Two riders were mounted on original Knucklehead models from 1946 and 1947, ie without rear suspension and with minimal fork travel. For these bikes the 5500km that lay ahead, of which 2000km would be on gravel roads, should prove a merciless punishment. The third bike was a Panhead – again a rigid frame model – completely assembled from accessory parts from the W&W Cycles warehouse. Only the photographer who was hired from outside had a modern(ish) scoot: an enduro-like modified 1995 Sportster. No helicopter assistance, no 4x4 support, no TV crew, no doctors, just four guys on four old bikes on a five-week trip to Patagonia and ‘Fireland’ in South America looking to silence the Harley critics once and for all.
Jumped start (Amsterdam to Buenos Aires)
Three weeks after the bikes had left Europe, the four riders Joe, Paul, Tommy and Volker leave for Buenos Aires, to straddle their 74 cu.in. V-twins. Paul’s riding a ‘46 rigid Knuckle on 19 inch wheels and Joe’s on a ‘47 Knuckle – both feature hand-shift, foot clutches and long-range five gallon tanks. Next is Volker’s heavily modified off-road Evo Sportster – this has huge carrying capacity for Volker’s photographic equipment.
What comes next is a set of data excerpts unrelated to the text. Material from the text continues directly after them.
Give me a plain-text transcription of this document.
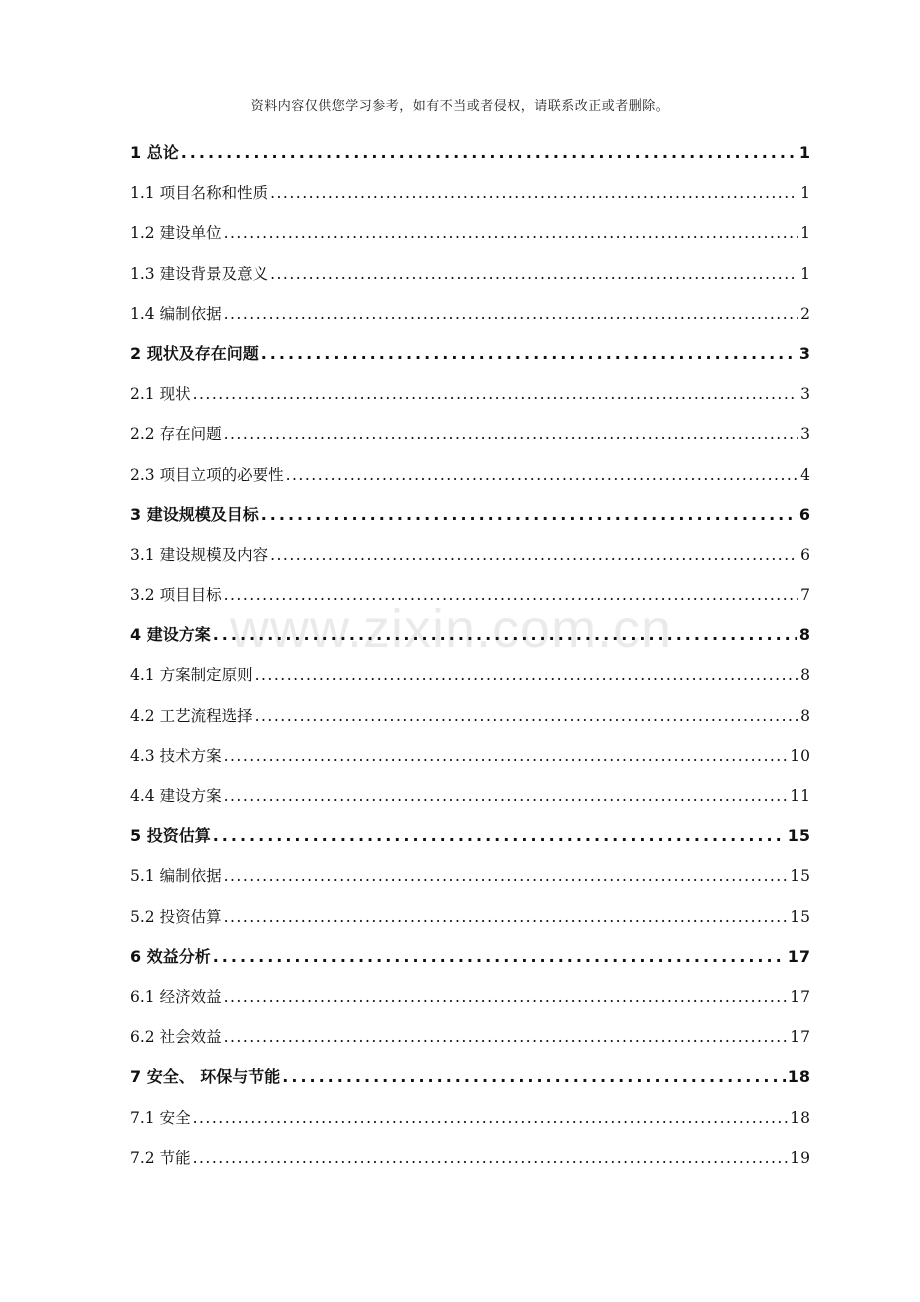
资料内容仅供您学习参考，如有不当或者侵权，请联系改正或者删除。
www.zixin.com.cn
1 总论 .....	1
1.1 项目名称和性质 .....	1
1.2 建设单位 .....	1
1.3 建设背景及意义 .....	1
1.4 编制依据 .....	2
2 现状及存在问题 .....	3
2.1 现状 .....	3
2.2 存在问题 .....	3
2.3 项目立项的必要性 .....	4
3 建设规模及目标 .....	6
3.1 建设规模及内容 .....	6
3.2 项目目标 .....	7
4 建设方案 .....	8
4.1 方案制定原则 .....	8
4.2 工艺流程选择 .....	8
4.3 技术方案 .....	10
4.4 建设方案 .....	11
5 投资估算 .....	15
5.1 编制依据 .....	15
5.2 投资估算 .....	15
6 效益分析 .....	17
6.1 经济效益 .....	17
6.2 社会效益 .....	17
7 安全、 环保与节能 .....	18
7.1 安全 .....	18
7.2 节能 .....	19
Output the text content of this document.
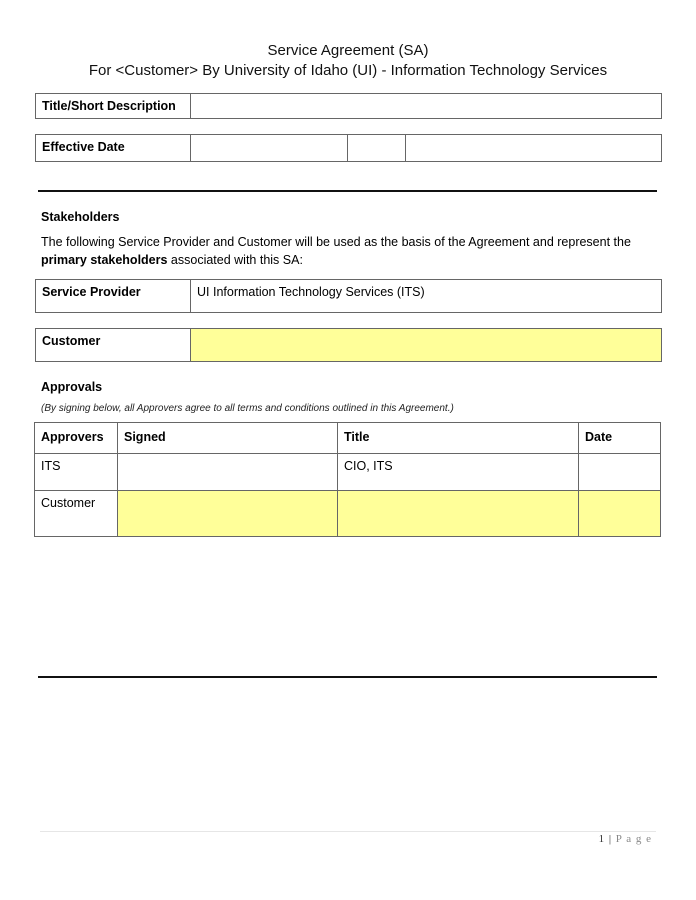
Service Agreement (SA)
For <Customer> By University of Idaho (UI) - Information Technology Services
Title/Short Description	
Effective Date			
Stakeholders
The following Service Provider and Customer will be used as the basis of the Agreement and represent the
primary stakeholders associated with this SA:
Service Provider	UI Information Technology Services (ITS)
Customer	
Approvals
(By signing below, all Approvers agree to all terms and conditions outlined in this Agreement.)
Approvers	Signed	Title	Date
ITS		CIO, ITS	
Customer			
1 | P a g e
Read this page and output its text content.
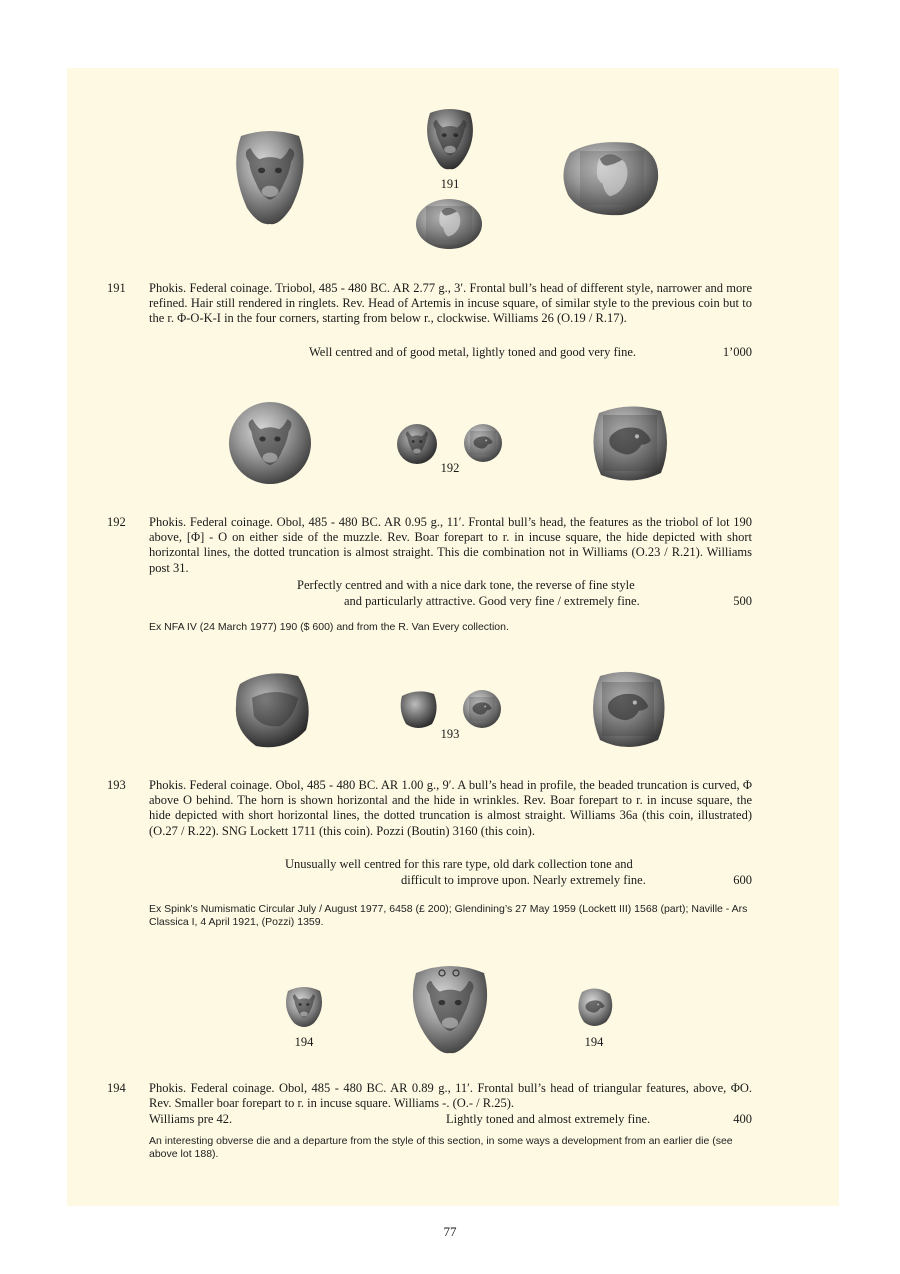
191
191 Phokis. Federal coinage. Triobol, 485 - 480 BC. AR 2.77 g., 3′. Frontal bull’s head of different style, narrower and more refined. Hair still rendered in ringlets. Rev. Head of Artemis in incuse square, of similar style to the previous coin but to the r. Φ-O-K-I in the four corners, starting from below r., clockwise. Williams 26 (O.19 / R.17).
Well centred and of good metal, lightly toned and good very fine.	1’000
192
192 Phokis. Federal coinage. Obol, 485 - 480 BC. AR 0.95 g., 11′. Frontal bull’s head, the features as the triobol of lot 190 above, [Φ] - O on either side of the muzzle. Rev. Boar forepart to r. in incuse square, the hide depicted with short horizontal lines, the dotted truncation is almost straight. This die combination not in Williams (O.23 / R.21). Williams post 31.
Perfectly centred and with a nice dark tone, the reverse of fine style
and particularly attractive. Good very fine / extremely fine.	500
Ex NFA IV (24 March 1977) 190 ($ 600) and from the R. Van Every collection.
193
193 Phokis. Federal coinage. Obol, 485 - 480 BC. AR 1.00 g., 9′. A bull’s head in profile, the beaded truncation is curved, Φ above O behind. The horn is shown horizontal and the hide in wrinkles. Rev. Boar forepart to r. in incuse square, the hide depicted with short horizontal lines, the dotted truncation is almost straight. Williams 36a (this coin, illustrated) (O.27 / R.22). SNG Lockett 1711 (this coin). Pozzi (Boutin) 3160 (this coin).
Unusually well centred for this rare type, old dark collection tone and
difficult to improve upon. Nearly extremely fine.	600
Ex Spink’s Numismatic Circular July / August 1977, 6458 (£ 200); Glendining’s 27 May 1959 (Lockett III) 1568 (part); Naville - Ars Classica I, 4 April 1921, (Pozzi) 1359.
194	194
194 Phokis. Federal coinage. Obol, 485 - 480 BC. AR 0.89 g., 11′. Frontal bull’s head of triangular features, above, ΦO. Rev. Smaller boar forepart to r. in incuse square. Williams -. (O.- / R.25).
Williams pre 42.	Lightly toned and almost extremely fine.	400
An interesting obverse die and a departure from the style of this section, in some ways a development from an earlier die (see above lot 188).
77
Last is Tommy’s Panhead, well proven in an earlier outing to Panama!
Only there’s bad news right at the start: at Buenos Aires airport we meet the DHL manager who regrets to inform us that the bikes are in fact still in Europe. The plane has developed a fault and is stuck in Amsterdam. There’s no Plan B just yet. But at least passing through Argentine customs is a cinch. The climate is hot, but damp, and the locals receive us with overwhelming warmth and friendliness. Alberto, and his buddy Flavio have organised a grandiose ‘asado’, meaning an orgy of steak, steak and more steak. They even make room in their homes so we forget the Harleys for the time being and think about our bellies. A couple of hunks of charred meat and some cold ones later, we fall into a blissful sleep…
Argentine Asphalt! (Buenos Aires to Pedro Luro)
Next morning we awake to the news that the bikes have arrived in Buenos Aires. After uncrating them the equipment goes on the bikes. Tomorrow we’ll roll!
When tomorrow arrives it’s raining buckets. So we decide to finish packing in a more leisurely manner and don’t get seriously rolling until the afternoon. We manage 400km on the Ruta 3 to Azul with a stopover at ‘La posta del viajero en moto’, a travellers must-see. It’s a humble shack filled with stickers, presents, graffiti, pictures, postcards from bikers from all over the world. The day ends in the now traditional way: asado, beer, bed. The following day the landscape changes from flat to flatter. So we roll along to our own tune… eight cylinders thunder through Bahia Blanca to Pedro Luro. That’s 550km in one hit.